En 2023, Yaël Braun-Pivet, présidente de l’Assemblée nationale, avait lancé un plan de rénovation de structure pour offrir aux 200.000 visiteurs annuels de l’Assemblée nationale des conditions d’accueil et de visite dignes de l’institution. L’ancien bâtiment d’accueil, construit en 1888, étant jugé trop exigu, le projet présenté en 2025 par le cabinet Moatti et Rivière a suscité de nombreuses critiques, tant sur son coût estimé à 50 millions d’euros que sur son architecture jugée inadaptée à son cadre. Une pétition lancée contre le projet a déjà réuni près de 70.000 signatures.

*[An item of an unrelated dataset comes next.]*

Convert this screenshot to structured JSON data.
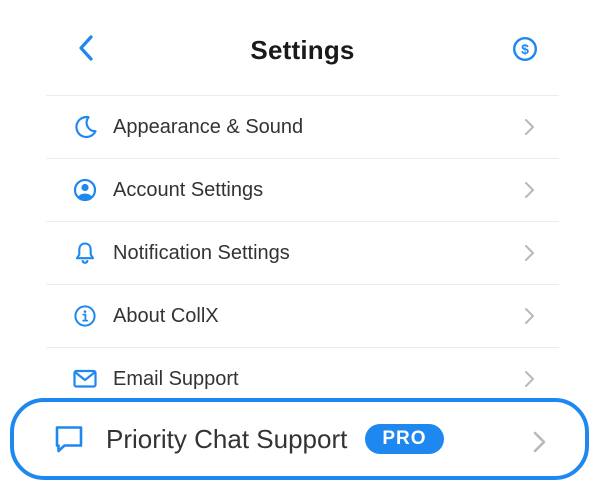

Suspendu en février 2025 en raison de problèmes de procédures et d’autorisation, notamment les difficultés à creuser sous le palais Bourbon et la hauteur du bâtiment, le projet de Yaël Braun-Pivet a reçu un avis favorable d’Emmanuel Grégoire, qui a voté une modification du plan de sauvegarde et de mise en valeur du 7e arrondissement de Paris, jusque-là bloquant le projet.
Le changement est important. Le nouveau bâtiment de 4.000 mètres carrés présenterait des lignes nettement plus modernes. Sur deux niveaux, il serait habillé de verre et de brise-soleil verticaux évoquant les colonnes corinthiennes de la façade voisine, et accueillerait notamment une boutique et une cafétéria. Un « massacre » et un « crime contre le patrimoine », selon certains internautes.
Ségolène Royal, Joey Starr et Rachida Dati contre le projet
Ils ont été nombreux à s’élever contre ce projet, parmi eux plusieurs personnalités connues du grand public. Ségolène Royal, par exemple, a qualifié le projet de « débauche d’argent public » et de projet « scandaleuse », rappelant que la présidente de l’Assemblée nationale « n’est pas propriétaire des lieux ».
Comme elle, plusieurs personnalités politiques, notamment de droite et d’extrême droite, comme le chroniqueur Charles Consigny, le maire de Yerres (Essonne) Nicolas Dupont-Aignan ou encore la députée RN Florence Joubert ont exprimé leur désapprobation. Mercredi, Rachida Dati, maire du 7e arrondissement, s’en est prise à son adversaire aux municipales de 2026, Emmanuel Grégoire, en appelant à la mobilisation « pour empêcher cette destruction patrimoniale ».
Mais à gauche aussi, des voix se sont élevées. Emile Meunier, coprésident écolo du groupe Nouveau Paris Populaire avec Sophia Chikirou au Conseil de Paris, a comparé le nouveau bâtiment à une « sorte d’Apple Store ». Plus surprenant, Joey Starr a pris parti en repartageant une vidéo critique de l’association Sites & Monuments avec pour seul commentaire : « Douce France ».
Une pétition à près de 70.000 signatures
L’association, qui a remercié l’ancien chanteur de NTM, fait partie des opposants les plus actifs au projet. Elle est à l’initiative de la pétition « Non à l’enlaidissement de Paris par l’Assemblée nationale », qui a déjà récolté plus de 68.500 signatures. L’association avance notamment un non-respect du Site patrimonial remarquable du 7e arrondissement de Paris, en raison de sa hauteur et d’empiètements sur un espace vert protégé, ainsi qu’une atteinte au bien UNESCO des Rives de la Seine, inscrit au Patrimoine mondial, « dont il dégraderait la stratification harmonieuse ». Elle estime aussi que le projet ne respecte pas l’avis de la Commission du Vieux Paris, qui « s’oppose fermement et unanimement à la démolition pure et simple de l’actuel pavillon d’accueil ».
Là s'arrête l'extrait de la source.